O Brasil é mercado estratégico para startups de IA

O Brasil é solo fértil para a IA, motivo que chama atenção de startups do mundo inteiro para investir no país. De acordo com o CFO do editor de imagens online Photoroom, Julien Lafouge, o país é considerado um elo estratégico na expansão internacional de empresas de tecnologia. Para se ter uma ideia, em 2024, os investimentos em startups da América Latina cresceram 37% em relação ao ano anterior, alcançando US$ 8,76 bilhões em 830 rodadas, segundo relatório da Sling Hub com o Itaú BBA. O Brasil liderou 7 das 9 maiores rodadas latino-americanas. “No segmento de inteligência artificial, destaque do ano, foram registradas 204 rodadas, das quais 57% envolveram startups com autonomia, que atraíram US$ 1,29 bilhão em aportes”, destaca o executivo. 
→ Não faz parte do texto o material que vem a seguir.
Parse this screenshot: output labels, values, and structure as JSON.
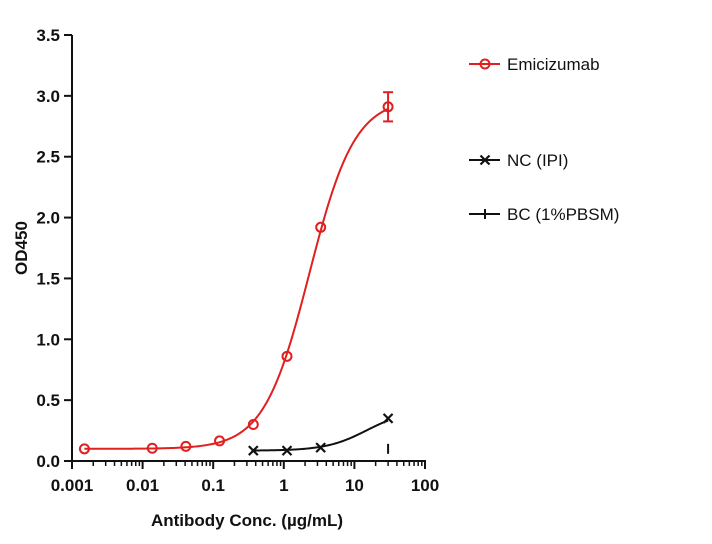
{
  "chart_data": {
    "type": "scatter",
    "xscale": "log",
    "xlabel": "Antibody Conc. (µg/mL)",
    "ylabel": "OD450",
    "xlim": [
      0.001,
      100
    ],
    "ylim": [
      0.0,
      3.5
    ],
    "x_tick_labels": [
      "0.001",
      "0.01",
      "0.1",
      "1",
      "10",
      "100"
    ],
    "x_ticks": [
      0.001,
      0.01,
      0.1,
      1,
      10,
      100
    ],
    "y_tick_labels": [
      "0.0",
      "0.5",
      "1.0",
      "1.5",
      "2.0",
      "2.5",
      "3.0",
      "3.5"
    ],
    "y_ticks": [
      0.0,
      0.5,
      1.0,
      1.5,
      2.0,
      2.5,
      3.0,
      3.5
    ],
    "legend_position": "right",
    "series": [
      {
        "name": "Emicizumab",
        "color": "#e02020",
        "marker": "circle-open",
        "x": [
          0.0015,
          0.0137,
          0.041,
          0.123,
          0.37,
          1.11,
          3.33,
          30
        ],
        "y": [
          0.1,
          0.105,
          0.12,
          0.165,
          0.3,
          0.86,
          1.92,
          2.91
        ],
        "error": [
          0,
          0,
          0,
          0,
          0,
          0,
          0,
          0.12
        ],
        "fit": {
          "bottom": 0.1,
          "top": 2.98,
          "ec50": 2.3,
          "hill": 1.35
        }
      },
      {
        "name": "NC (IPI)",
        "color": "#111111",
        "marker": "x",
        "x": [
          0.37,
          1.11,
          3.33,
          30
        ],
        "y": [
          0.085,
          0.085,
          0.11,
          0.35
        ],
        "error": [
          0,
          0,
          0,
          0
        ],
        "fit": {
          "bottom": 0.085,
          "top": 0.42,
          "ec50": 15,
          "hill": 1.5
        }
      },
      {
        "name": "BC (1%PBSM)",
        "color": "#111111",
        "marker": "vline",
        "x": [
          30
        ],
        "y": [
          0.1
        ],
        "error": [
          0
        ]
      }
    ]
  }
}
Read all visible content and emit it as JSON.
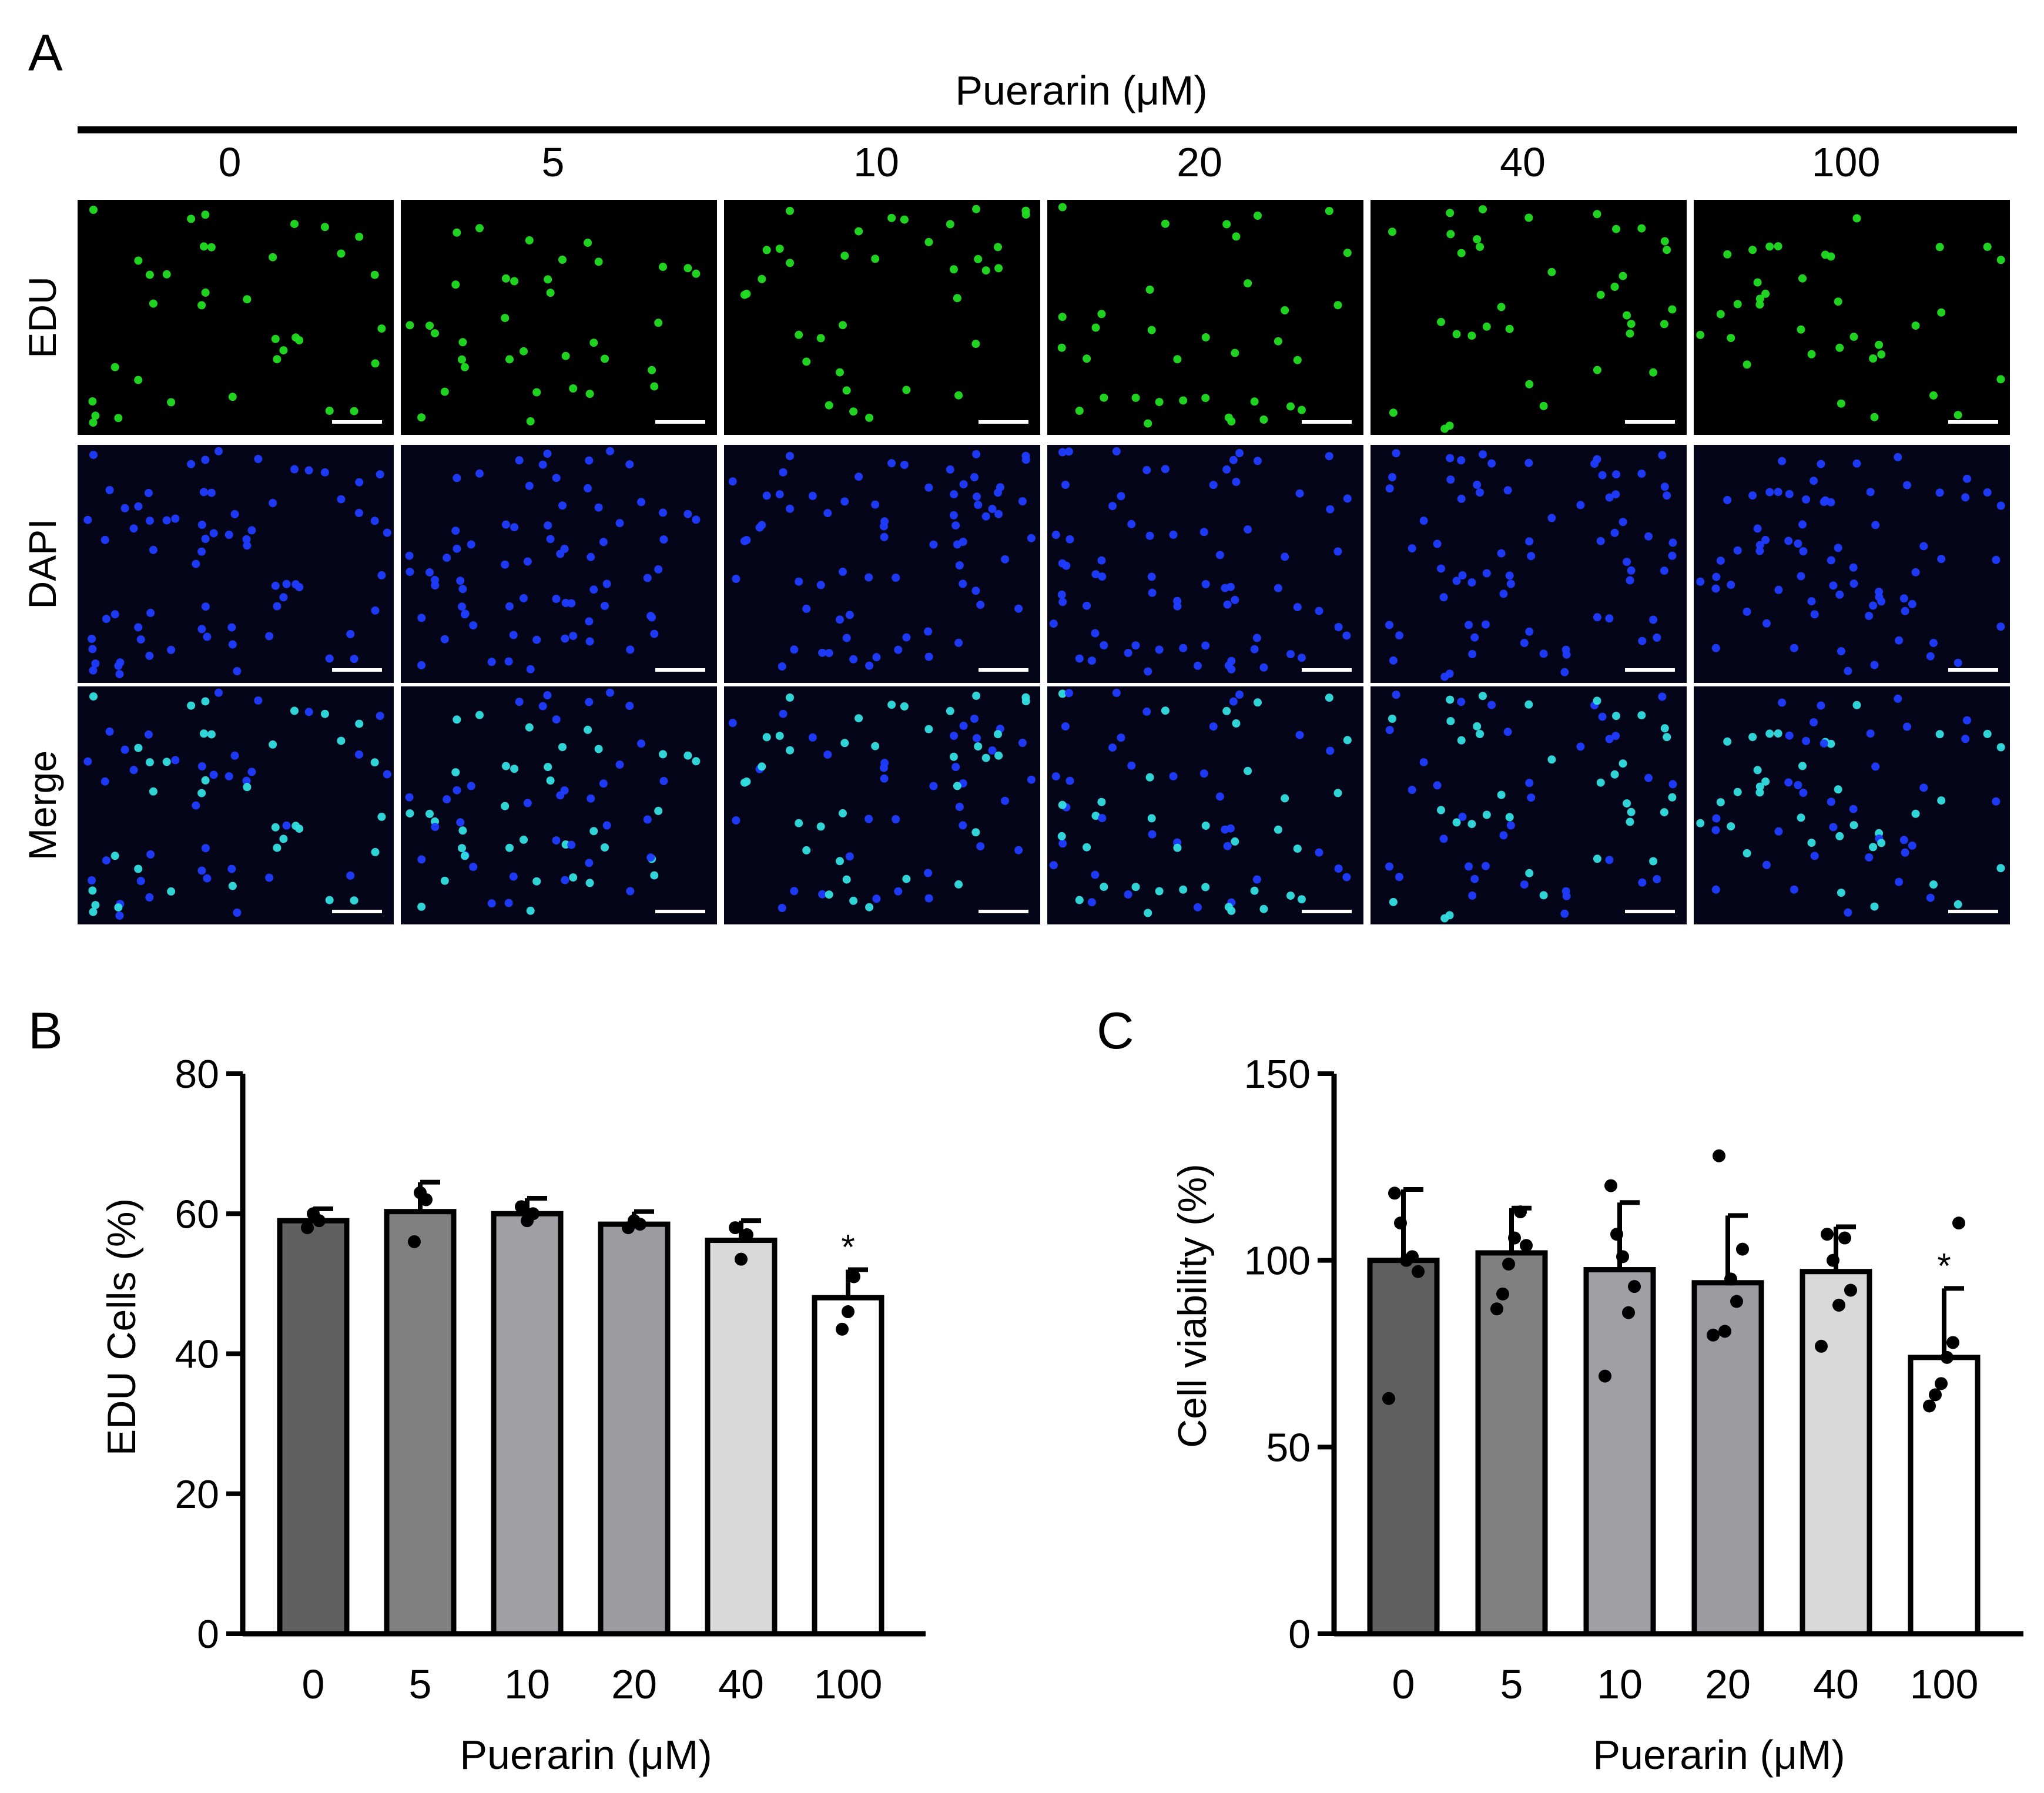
{
  "panel_a": {
    "letter": "A",
    "treatment_label": "Puerarin (μM)",
    "concentrations": [
      "0",
      "5",
      "10",
      "20",
      "40",
      "100"
    ],
    "rows": [
      "EDU",
      "DAPI",
      "Merge"
    ],
    "row_colors": {
      "EDU": "#22dd22",
      "DAPI": "#1f3cff",
      "Merge": "#33dfe0"
    }
  },
  "chart_data": [
    {
      "panel": "B",
      "type": "bar",
      "categories": [
        "0",
        "5",
        "10",
        "20",
        "40",
        "100"
      ],
      "values": [
        59,
        60.3,
        60,
        58.5,
        56.2,
        48
      ],
      "error": [
        1.7,
        4.2,
        2.2,
        1.8,
        2.8,
        4
      ],
      "points": [
        [
          58,
          60,
          59
        ],
        [
          56,
          63,
          62
        ],
        [
          61,
          59,
          60
        ],
        [
          58,
          59,
          58.5
        ],
        [
          58,
          53.5,
          57
        ],
        [
          43.5,
          46,
          51
        ]
      ],
      "significance": [
        "",
        "",
        "",
        "",
        "",
        "*"
      ],
      "xlabel": "Puerarin (μM)",
      "ylabel": "EDU  Cells (%)",
      "ylim": [
        0,
        80
      ],
      "yticks": [
        0,
        20,
        40,
        60,
        80
      ],
      "bar_colors": [
        "#5f5f5f",
        "#808080",
        "#a0a0a4",
        "#9b9ba0",
        "#d9d9d9",
        "#ffffff"
      ]
    },
    {
      "panel": "C",
      "type": "bar",
      "categories": [
        "0",
        "5",
        "10",
        "20",
        "40",
        "100"
      ],
      "values": [
        100,
        102,
        97.5,
        94,
        97,
        74
      ],
      "error": [
        19,
        12,
        18,
        18,
        12,
        18.5
      ],
      "points": [
        [
          63,
          118,
          110,
          100,
          101,
          97
        ],
        [
          87,
          91,
          99,
          106,
          113,
          104
        ],
        [
          69,
          120,
          107,
          101,
          86,
          93
        ],
        [
          80,
          128,
          81,
          95,
          89,
          103
        ],
        [
          77,
          107,
          100,
          88,
          106,
          92
        ],
        [
          61,
          64,
          67,
          74,
          78,
          110
        ]
      ],
      "significance": [
        "",
        "",
        "",
        "",
        "",
        "*"
      ],
      "xlabel": "Puerarin (μM)",
      "ylabel": "Cell viability (%)",
      "ylim": [
        0,
        150
      ],
      "yticks": [
        0,
        50,
        100,
        150
      ],
      "bar_colors": [
        "#5f5f5f",
        "#808080",
        "#a0a0a4",
        "#9b9ba0",
        "#d9d9d9",
        "#ffffff"
      ]
    }
  ]
}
Isso acontece porque, segundo Lafouge, o país é um dos maiores mercados consumidores de produtos baseados em imagem, vídeo e interação visual. “Soluções com IA aplicada à edição de fotos, filtros inteligentes, automações criativas e personalização estética encontram no país não só uma base de usuários ativa, mas uma cultura digital que valoriza a imagem como forma de expressão pessoal e social”, diz Lafouge. “A adoção de novas tecnologias costuma ocorrer de forma acelerada no Brasil. Ajustes que levam trimestres em outros mercados podem ser feitos em semanas por aqui, criando um ambiente ideal para validar funcionalidades, coletar feedbacks em escala e refinar produtos com agilidade”, pontua.

Na visão do executivo, o Brasil tem uma formação profissional atrativa também. “Engenheiros, designers e cientistas de dados formam uma base sólida de talento local, com custo competitivo e alta capacidade criativa. Grandes players globais, como Google e Microsoft, já reconheceram esse potencial, estabelecendo centros de pesquisa e desenvolvimento no país para aproveitar tanto o talento local quanto o mercado consumidor em expansão”, argumenta.

Outro ponto que atrai as startups é a diversidade do país. “A pluralidade de contextos culturais, estéticos e sociais cria uma base valiosa para treinar modelos de IA mais justos, amplos e adaptáveis a diferentes realidades. Arrisco dizer que uma tecnologia validada no Brasil tende a ser mais preparada para operar em escala global”, aposta Lafouge.